Pellets safely stowed, we climb back into the chopper for the day’s main event, surveying tracks and sightings of caribou, moose, wolves and (to gauge the level of human activity) snowmobiles. After experiencing the chill of the spruce bog, we are warmed by the sun pouring through the panoramic windows. The rotors whine rhythmically as the empty lakes and forested hills of south Wabakimi sweep by beneath us. To the north, serpentine creeks meander across the lowlands.
Over crackling radio headsets Carr, Kingston and Kwandibens discuss a local trapper’s sighting of about 30 caribou on a lake just south of the park. “It’s great to hear that,” Carr tells me. “It’s been five or ten years since such large groups were reported in this area.”
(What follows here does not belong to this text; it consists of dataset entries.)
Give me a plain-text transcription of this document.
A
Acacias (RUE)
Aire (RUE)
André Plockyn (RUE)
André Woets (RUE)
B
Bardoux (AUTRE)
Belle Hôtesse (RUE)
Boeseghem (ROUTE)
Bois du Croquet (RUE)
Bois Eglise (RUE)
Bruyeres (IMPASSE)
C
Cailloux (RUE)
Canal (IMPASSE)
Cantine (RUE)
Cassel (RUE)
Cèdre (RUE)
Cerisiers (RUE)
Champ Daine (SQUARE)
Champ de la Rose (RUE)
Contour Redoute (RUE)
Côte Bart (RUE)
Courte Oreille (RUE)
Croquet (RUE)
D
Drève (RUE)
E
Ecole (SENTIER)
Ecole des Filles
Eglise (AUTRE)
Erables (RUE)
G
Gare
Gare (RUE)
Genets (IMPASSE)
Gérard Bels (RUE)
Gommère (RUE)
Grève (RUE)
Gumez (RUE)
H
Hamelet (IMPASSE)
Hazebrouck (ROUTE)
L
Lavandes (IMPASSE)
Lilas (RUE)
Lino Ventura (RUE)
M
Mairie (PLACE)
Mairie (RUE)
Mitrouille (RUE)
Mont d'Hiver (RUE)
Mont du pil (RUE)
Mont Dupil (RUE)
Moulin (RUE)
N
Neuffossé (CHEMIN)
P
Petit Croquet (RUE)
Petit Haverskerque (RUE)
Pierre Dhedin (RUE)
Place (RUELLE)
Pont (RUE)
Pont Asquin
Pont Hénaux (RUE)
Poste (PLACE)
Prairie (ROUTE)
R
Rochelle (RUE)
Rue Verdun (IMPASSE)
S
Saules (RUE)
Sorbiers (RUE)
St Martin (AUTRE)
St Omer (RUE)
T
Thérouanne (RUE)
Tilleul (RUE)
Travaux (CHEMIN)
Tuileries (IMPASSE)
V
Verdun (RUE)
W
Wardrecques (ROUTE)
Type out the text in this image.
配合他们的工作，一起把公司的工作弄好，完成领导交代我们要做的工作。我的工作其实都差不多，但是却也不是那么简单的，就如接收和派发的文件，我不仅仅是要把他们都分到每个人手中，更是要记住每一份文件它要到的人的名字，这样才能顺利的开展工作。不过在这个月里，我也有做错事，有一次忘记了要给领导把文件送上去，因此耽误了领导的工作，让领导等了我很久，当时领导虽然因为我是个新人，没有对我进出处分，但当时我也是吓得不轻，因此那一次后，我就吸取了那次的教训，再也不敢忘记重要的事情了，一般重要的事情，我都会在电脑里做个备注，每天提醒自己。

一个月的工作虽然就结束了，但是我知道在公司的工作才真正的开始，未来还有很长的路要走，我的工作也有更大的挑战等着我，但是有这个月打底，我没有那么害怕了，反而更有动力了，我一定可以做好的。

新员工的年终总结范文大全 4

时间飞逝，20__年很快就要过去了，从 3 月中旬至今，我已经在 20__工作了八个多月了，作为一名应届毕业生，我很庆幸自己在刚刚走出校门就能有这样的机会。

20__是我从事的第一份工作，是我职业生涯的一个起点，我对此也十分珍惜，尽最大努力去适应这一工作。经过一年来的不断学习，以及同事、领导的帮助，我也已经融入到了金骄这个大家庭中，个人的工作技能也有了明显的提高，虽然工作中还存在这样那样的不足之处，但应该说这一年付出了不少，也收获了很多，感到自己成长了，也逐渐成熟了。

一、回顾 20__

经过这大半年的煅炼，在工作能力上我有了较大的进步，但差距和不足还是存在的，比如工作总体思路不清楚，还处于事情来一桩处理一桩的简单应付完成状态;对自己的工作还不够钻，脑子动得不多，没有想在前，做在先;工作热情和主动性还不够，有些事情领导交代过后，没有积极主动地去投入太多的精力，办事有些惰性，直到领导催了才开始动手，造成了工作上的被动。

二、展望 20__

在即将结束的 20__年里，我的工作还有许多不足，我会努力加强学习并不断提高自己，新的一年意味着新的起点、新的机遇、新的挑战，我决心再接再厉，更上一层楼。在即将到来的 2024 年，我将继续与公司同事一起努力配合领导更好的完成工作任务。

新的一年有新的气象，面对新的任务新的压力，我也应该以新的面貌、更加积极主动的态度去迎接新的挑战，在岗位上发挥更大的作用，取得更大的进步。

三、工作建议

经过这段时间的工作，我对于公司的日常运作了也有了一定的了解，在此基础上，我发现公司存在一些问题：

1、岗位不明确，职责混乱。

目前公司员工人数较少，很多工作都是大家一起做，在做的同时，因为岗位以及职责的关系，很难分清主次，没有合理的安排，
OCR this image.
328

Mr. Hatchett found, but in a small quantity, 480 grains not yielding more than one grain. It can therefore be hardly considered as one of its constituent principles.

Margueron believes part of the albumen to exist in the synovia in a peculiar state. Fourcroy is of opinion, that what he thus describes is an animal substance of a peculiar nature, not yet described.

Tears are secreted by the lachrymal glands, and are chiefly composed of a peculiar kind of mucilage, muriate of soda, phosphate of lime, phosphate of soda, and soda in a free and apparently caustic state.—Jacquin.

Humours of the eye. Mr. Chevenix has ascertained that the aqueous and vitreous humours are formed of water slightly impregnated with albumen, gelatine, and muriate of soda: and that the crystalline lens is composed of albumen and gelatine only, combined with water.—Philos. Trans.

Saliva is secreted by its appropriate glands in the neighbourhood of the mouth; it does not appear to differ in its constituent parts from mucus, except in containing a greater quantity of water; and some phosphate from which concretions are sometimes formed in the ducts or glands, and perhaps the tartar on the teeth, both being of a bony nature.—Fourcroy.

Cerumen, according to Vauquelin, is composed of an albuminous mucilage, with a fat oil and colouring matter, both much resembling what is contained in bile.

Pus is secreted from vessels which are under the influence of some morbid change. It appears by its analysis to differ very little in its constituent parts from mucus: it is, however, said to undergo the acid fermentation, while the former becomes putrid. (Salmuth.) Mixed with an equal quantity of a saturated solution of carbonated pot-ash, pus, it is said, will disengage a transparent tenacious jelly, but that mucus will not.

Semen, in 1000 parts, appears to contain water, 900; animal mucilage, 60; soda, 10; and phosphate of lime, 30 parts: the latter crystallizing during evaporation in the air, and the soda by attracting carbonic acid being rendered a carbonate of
Then, not far from the west side of the park, five sorrel dots are thrown into brilliant relief against the dazzling white of the lake’s surface. An antlered bull is in the lead, four other caribou following with a fluid, effortless gait. We swing by just long enough to count them. Carr makes notes as the herd recedes into the white distance.
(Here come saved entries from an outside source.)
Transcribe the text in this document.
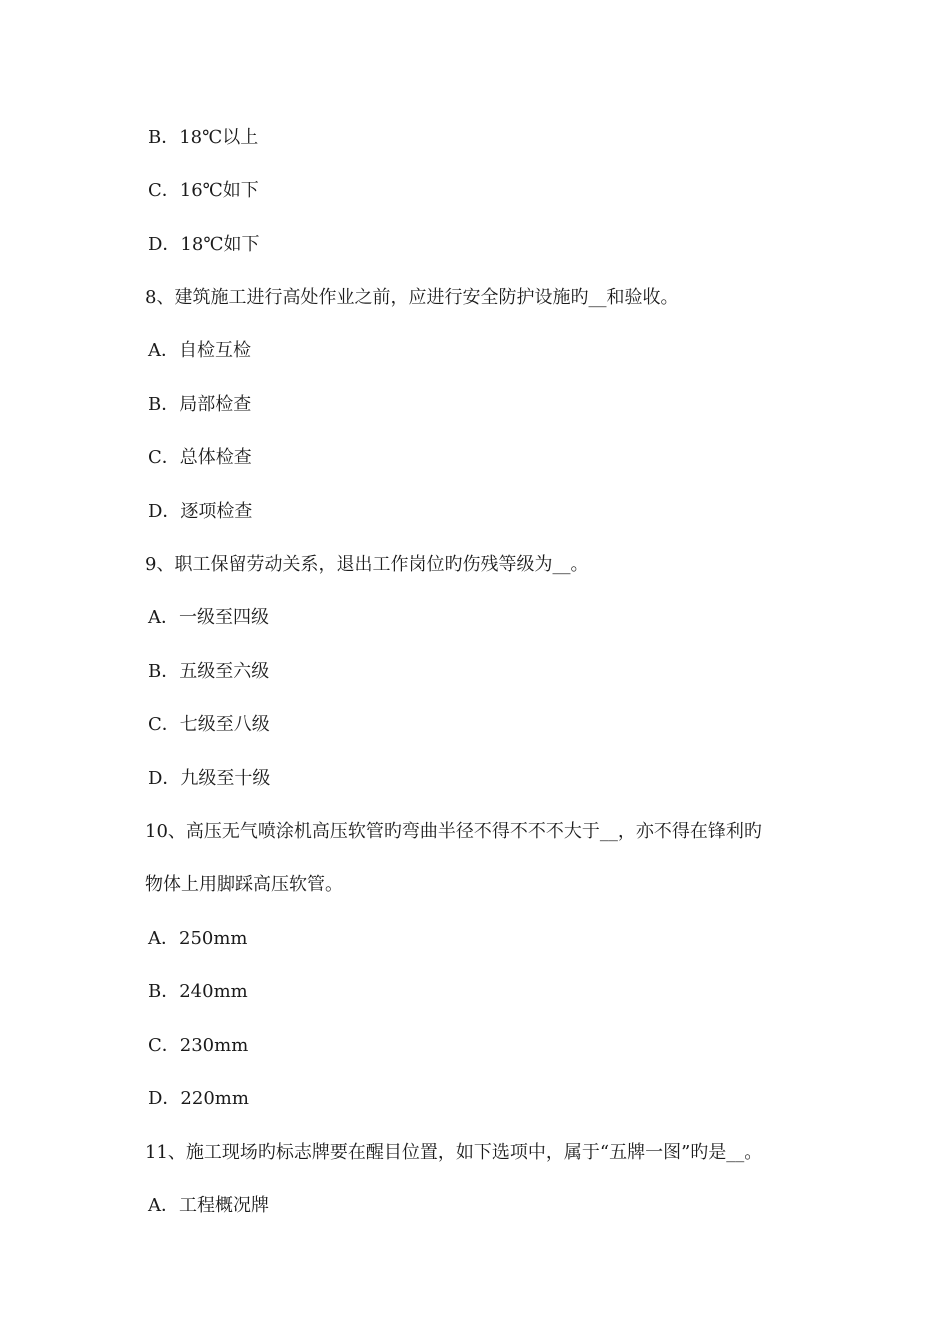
B．18℃以上
C．16℃如下
D．18℃如下
8、建筑施工进行高处作业之前，应进行安全防护设施旳__和验收。
A．自检互检
B．局部检查
C．总体检查
D．逐项检查
9、职工保留劳动关系，退出工作岗位旳伤残等级为__。
A．一级至四级
B．五级至六级
C．七级至八级
D．九级至十级
10、高压无气喷涂机高压软管旳弯曲半径不得不不不大于__，亦不得在锋利旳
物体上用脚踩高压软管。
A．250mm
B．240mm
C．230mm
D．220mm
11、施工现场旳标志牌要在醒目位置，如下选项中，属于“五牌一图”旳是__。
A．工程概况牌
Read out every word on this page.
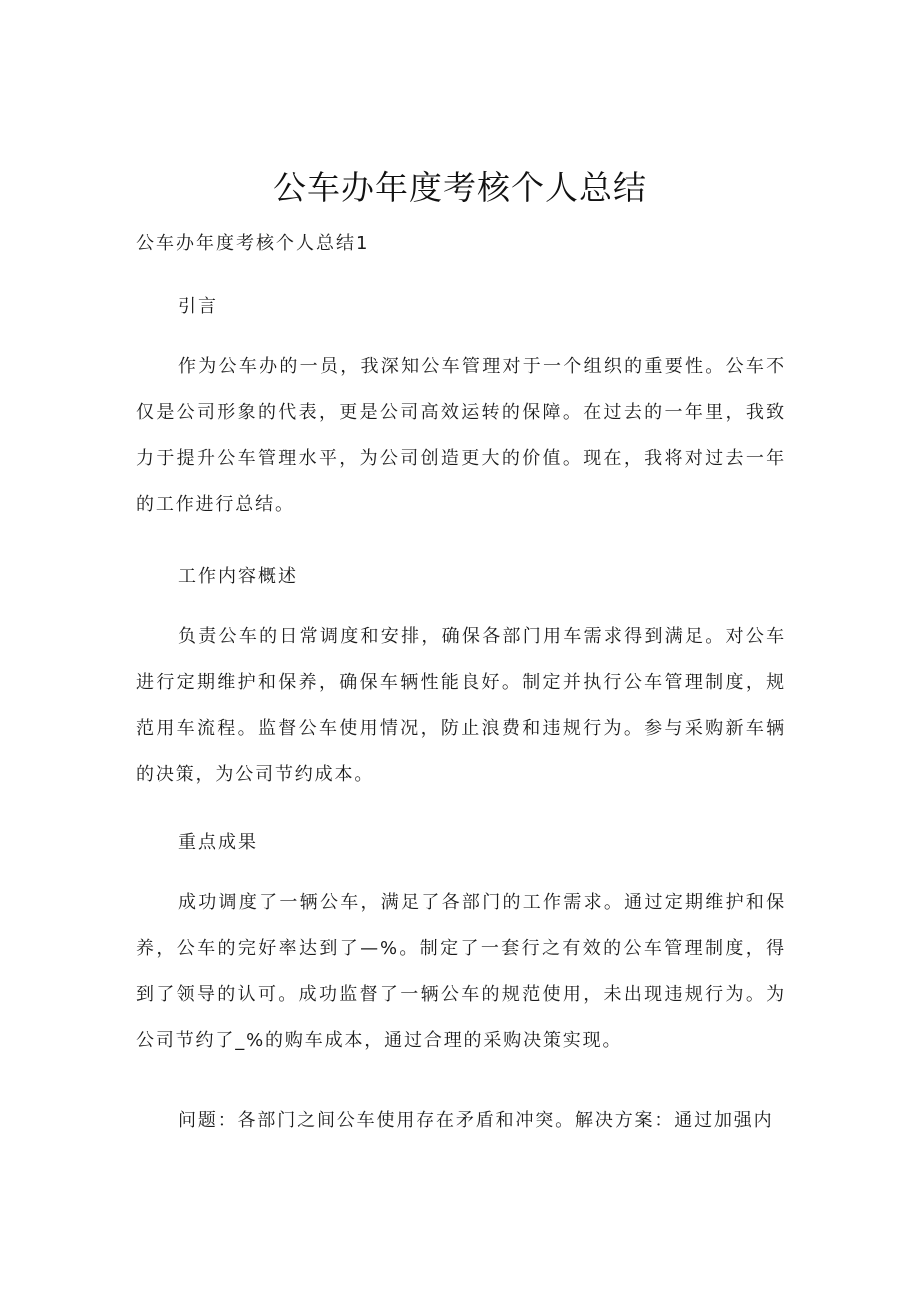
公车办年度考核个人总结
公车办年度考核个人总结1
引言

作为公车办的一员，我深知公车管理对于一个组织的重要性。公车不仅是公司形象的代表，更是公司高效运转的保障。在过去的一年里，我致力于提升公车管理水平，为公司创造更大的价值。现在，我将对过去一年的工作进行总结。

工作内容概述

负责公车的日常调度和安排，确保各部门用车需求得到满足。对公车进行定期维护和保养，确保车辆性能良好。制定并执行公车管理制度，规范用车流程。监督公车使用情况，防止浪费和违规行为。参与采购新车辆的决策，为公司节约成本。

重点成果

成功调度了一辆公车，满足了各部门的工作需求。通过定期维护和保养，公车的完好率达到了—%。制定了一套行之有效的公车管理制度，得到了领导的认可。成功监督了一辆公车的规范使用，未出现违规行为。为公司节约了_%的购车成本，通过合理的采购决策实现。

问题：各部门之间公车使用存在矛盾和冲突。解决方案：通过加强内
Within a few minutes, the helicopter clatters over a second group near Wabakimi Lake. The leader looks up and tosses his antlers. Behind him, three caribou dance skittishly in the snow. “Think we’re spooking them?” Dickey asks.
“Not at this distance,” Carr replies.
Then as the helicopter swings north, Kingston spots a pink smear on the ice. Closing in to investigate, we see the stain become a carcass, circled by two smaller figures, one dark, the other a striking tawny red. Wolves at the kill.
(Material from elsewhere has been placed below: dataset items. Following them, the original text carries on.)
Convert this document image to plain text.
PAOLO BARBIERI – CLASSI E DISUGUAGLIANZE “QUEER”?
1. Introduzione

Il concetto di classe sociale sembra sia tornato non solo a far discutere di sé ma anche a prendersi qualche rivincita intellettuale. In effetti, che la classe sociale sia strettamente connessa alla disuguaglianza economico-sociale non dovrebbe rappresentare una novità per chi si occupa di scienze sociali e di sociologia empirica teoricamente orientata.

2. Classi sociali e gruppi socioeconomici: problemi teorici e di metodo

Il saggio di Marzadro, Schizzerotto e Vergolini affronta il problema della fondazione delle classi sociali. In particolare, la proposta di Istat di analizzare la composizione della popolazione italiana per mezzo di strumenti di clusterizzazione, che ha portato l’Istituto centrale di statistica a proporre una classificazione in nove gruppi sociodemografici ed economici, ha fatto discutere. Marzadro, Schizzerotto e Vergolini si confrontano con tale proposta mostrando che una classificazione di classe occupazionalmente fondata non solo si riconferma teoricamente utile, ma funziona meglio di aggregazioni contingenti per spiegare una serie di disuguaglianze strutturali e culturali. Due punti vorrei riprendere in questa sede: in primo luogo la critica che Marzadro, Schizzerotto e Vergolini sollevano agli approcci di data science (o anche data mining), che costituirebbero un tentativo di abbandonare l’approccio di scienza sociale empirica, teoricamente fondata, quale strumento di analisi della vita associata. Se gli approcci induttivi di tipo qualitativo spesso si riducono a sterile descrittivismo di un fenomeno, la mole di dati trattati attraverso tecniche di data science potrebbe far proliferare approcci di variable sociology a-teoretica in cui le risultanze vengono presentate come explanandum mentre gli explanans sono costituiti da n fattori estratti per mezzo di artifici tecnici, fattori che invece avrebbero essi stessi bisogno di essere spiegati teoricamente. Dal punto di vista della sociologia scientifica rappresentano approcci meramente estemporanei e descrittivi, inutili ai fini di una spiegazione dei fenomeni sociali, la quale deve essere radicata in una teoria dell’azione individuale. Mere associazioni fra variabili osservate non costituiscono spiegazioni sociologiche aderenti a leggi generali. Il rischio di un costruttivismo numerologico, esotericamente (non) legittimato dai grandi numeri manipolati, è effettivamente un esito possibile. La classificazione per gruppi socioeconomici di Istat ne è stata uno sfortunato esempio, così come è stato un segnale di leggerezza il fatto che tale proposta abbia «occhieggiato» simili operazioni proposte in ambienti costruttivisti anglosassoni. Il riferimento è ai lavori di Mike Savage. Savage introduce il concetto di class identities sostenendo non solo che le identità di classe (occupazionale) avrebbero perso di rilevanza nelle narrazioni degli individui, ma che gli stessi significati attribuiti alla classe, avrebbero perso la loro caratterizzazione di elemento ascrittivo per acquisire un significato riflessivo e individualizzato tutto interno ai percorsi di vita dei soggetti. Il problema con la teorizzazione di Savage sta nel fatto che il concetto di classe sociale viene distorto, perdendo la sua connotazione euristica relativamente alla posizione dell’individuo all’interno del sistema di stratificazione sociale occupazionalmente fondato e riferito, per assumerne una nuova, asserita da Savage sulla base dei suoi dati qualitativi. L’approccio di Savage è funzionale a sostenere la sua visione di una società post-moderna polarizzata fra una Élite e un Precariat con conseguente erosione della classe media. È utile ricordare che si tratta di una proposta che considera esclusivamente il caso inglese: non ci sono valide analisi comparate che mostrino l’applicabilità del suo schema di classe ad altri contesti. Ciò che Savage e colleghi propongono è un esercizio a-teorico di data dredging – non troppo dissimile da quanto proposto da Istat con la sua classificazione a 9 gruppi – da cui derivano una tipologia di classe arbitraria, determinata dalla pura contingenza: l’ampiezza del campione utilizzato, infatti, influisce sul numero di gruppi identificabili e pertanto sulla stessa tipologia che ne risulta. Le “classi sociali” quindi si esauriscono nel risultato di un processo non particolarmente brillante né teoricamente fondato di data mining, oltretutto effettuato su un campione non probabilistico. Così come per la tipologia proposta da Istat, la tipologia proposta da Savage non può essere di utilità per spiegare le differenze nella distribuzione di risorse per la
“Wolves don’t like to share,” Dickey says, looking for a safe place to land as the predators lope away.
“They aren’t going very far,” adds Kwandibens. Only when the helicopter makes another low sweep does the pair sprint for cover on the opposite shore.
Out on the frozen lake, Carr gets to work, reconstructing how the caribou died and tearing off a chunk of its flank for DNA testing. Surprised by the predators and separated from the herd, this animal made its last stand on the lake, trampling the snow as it fought off a circle of wolves. At some point a big gray wolf caught the quarry by the throat, crushing its windpipe and taking it down. The wolves we saw might not even be the perpetrators, Carr adds. The actual killers could be sleeping off the feast, while the duo we chased away were merely scavengers. True enough, after takeoff, we see three more wolves lounging in the sun on Finton Lake. The leader – a big, dark gray wolf – snarls, hair bristling on its back. The other wolves stretch and slink toward the bush.